This is an automated email from the ASF dual-hosted git repository.
alexey pushed a commit to branch master
in repository https://gitbox.apache.org/repos/asf/kudu.git
The following commit(s) were added to refs/heads/master by this push:
new 8ce91854a KUDU-3641 fix flaky TestNewLeaderCantResolvePeers (take 2)
8ce91854a is described below
commit 8ce91854a3ae749ea02c45096dfff4b877050a82
Author: Alexey Serbin <[email protected]>
AuthorDate: Thu Feb 20 17:45:05 2025 -0800
KUDU-3641 fix flaky TestNewLeaderCantResolvePeers (take 2)
I noticed that even after [1] the TestNewLeaderCantResolvePeers was
still failing in about once in 60 runs [2], so I took a closer look.
It turns out StartElection() doesn't trigger a re-election if it
arriving at the current Raft leader. To address that, this patch
replaces StartElection() back with LeaderStepDown() but with new
target leader being the tablet replica at the third tablet server.
This is a follow-up to [1].
[1] https://github.com/apache/kudu/commit/6c77ec875
[2]
http://dist-test.cloudera.org:8080/test_drilldown?test_name=raft_consensus_election-itest
Change-Id: I3bee924353079f7c8bfab6d0d5a6367bd1ee243e
Reviewed-on: http://gerrit.cloudera.org:8080/22516
Tested-by: Alexey Serbin <[email protected]>
Reviewed-by: Yifan Zhang <[email protected]>
---
src/kudu/integration-tests/raft_consensus_election-itest.cc | 7 +++++--
1 file changed, 5 insertions(+), 2 deletions(-)
diff --git a/src/kudu/integration-tests/raft_consensus_election-itest.cc
b/src/kudu/integration-tests/raft_consensus_election-itest.cc
index 06478a0b3..5ccdb61e1 100644
--- a/src/kudu/integration-tests/raft_consensus_election-itest.cc
+++ b/src/kudu/integration-tests/raft_consensus_election-itest.cc
@@ -210,6 +210,8 @@ TEST_F(RaftConsensusElectionITest,
TestNewLeaderCantResolvePeers) {
const auto& tablet_id = tablet_ids[0];
const auto bad_ts_uuid = ts_iter->second->uuid();
const auto* second_ts = (++ts_iter)->second;
+ ASSERT_NE(tablet_servers_.end(), ts_iter);
+ const auto* third_ts = (++ts_iter)->second;
// Start failing DNS resolver queries for the selected tablet server during
// leader election.
@@ -272,8 +274,9 @@ TEST_F(RaftConsensusElectionITest,
TestNewLeaderCantResolvePeers) {
}
// Cause an election again to trigger a new report to the master. This time
// the master should place the replica since it has a new tserver available.

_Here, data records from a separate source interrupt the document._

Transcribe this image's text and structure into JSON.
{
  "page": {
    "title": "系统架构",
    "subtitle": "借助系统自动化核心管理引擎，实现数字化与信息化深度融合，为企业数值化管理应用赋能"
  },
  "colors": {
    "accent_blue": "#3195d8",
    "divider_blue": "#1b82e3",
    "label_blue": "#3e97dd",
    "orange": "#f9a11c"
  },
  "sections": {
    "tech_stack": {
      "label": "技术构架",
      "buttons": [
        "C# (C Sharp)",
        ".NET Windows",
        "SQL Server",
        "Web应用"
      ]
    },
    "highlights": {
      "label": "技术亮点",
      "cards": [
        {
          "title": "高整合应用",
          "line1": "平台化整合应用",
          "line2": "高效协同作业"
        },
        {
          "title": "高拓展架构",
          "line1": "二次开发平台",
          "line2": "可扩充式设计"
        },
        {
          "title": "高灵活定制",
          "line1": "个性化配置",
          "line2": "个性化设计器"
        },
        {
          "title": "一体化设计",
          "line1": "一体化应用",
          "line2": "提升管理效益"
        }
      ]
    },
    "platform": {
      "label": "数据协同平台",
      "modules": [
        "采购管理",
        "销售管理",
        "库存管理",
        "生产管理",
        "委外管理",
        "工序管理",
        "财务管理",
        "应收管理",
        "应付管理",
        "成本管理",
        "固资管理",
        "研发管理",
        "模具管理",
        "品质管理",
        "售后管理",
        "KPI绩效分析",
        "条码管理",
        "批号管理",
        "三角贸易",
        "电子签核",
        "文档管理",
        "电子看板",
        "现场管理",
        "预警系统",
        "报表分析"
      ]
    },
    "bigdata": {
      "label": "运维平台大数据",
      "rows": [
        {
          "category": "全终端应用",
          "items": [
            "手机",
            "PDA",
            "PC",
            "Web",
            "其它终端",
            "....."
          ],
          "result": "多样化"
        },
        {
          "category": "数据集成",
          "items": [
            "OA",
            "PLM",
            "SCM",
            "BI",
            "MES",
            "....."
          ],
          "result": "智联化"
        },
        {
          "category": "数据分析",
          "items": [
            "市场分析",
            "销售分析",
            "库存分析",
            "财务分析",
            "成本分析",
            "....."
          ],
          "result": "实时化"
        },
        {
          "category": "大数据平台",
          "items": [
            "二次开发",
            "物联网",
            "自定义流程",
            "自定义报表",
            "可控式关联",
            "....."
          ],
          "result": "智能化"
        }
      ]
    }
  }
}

- ASSERT_OK(StartElection(second_ts, tablet_id, kTimeout));
- ASSERT_OK(WaitUntilLeader(second_ts, tablet_id, kTimeout));
+ ASSERT_OK(LeaderStepDown(
+ second_ts, tablet_id, kTimeout, /*error=*/nullptr, third_ts->uuid()));
+ ASSERT_OK(WaitUntilLeader(third_ts, tablet_id, kTimeout));
NO_FATALS(cluster_->AssertNoCrashes());
STLDeleteValues(&tablet_servers_);